Wednesday, February 9, 2022

day no. 15.815: the progressive element

"Our modern, hasty science is so much like the ancient Athens of Paul's time, 'given over to idols,' spending 'their time in nothing else but either to tell or to hear some new thing" (Acts 17:21). We are in love with the ugliness of novelty. Yet at the heart of Christian thinking about antithesis is a skepticism of novelty." - Douglas Wilson, Angels in the Architecture

Because the default disposition of modernism is to assume that newer is better, a position which pauses to ask any questions is seen as truculent and intractable. Christianity is not required to be skeptical of new things merely because they are new per se, but it is required to test all things and to keep the good and toss out the bad.

New things are not innocent until proven guilty or guilty until acquitted, they are just things which require Christian discernment to consider whether they are good, bad, or a mixed bag.

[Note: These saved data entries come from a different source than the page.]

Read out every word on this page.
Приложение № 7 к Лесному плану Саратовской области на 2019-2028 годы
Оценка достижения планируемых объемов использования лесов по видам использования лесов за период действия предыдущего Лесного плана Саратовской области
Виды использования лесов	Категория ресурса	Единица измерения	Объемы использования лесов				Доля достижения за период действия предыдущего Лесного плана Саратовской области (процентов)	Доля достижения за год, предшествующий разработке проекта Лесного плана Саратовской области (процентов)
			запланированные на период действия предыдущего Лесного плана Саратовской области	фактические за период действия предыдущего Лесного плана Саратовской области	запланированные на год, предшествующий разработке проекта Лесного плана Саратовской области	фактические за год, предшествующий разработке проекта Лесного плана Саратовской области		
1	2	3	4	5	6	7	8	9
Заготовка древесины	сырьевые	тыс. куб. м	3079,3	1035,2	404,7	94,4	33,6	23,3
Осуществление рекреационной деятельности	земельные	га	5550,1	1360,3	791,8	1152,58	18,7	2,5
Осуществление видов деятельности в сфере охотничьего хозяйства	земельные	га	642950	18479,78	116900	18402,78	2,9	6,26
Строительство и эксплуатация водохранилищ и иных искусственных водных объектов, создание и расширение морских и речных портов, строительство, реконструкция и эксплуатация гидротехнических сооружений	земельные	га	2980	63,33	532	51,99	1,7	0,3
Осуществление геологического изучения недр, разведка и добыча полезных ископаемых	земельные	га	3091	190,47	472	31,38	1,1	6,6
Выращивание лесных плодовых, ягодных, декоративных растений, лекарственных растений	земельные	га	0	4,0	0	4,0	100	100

The progressive element defines novelty and newness as good by default. All progress is new must be good: part and parcel, warp and woof. Progress is in love with the next step if only because it's the newest one.

But Christianity is not in love with going forward just for the sake of it, but for advancing the Kingdom of God. Because of sin, some steps forward actually attempt to prevent or oppose the advance of the Kingdom.

Christianity is concerned with conserving the old good and embracing the new good without embracing the bad old or new bad. This requires not merely holding on to old good, but to the old way of determining good from bad, which was based on time tested quality and merit, not mere novelty and newness.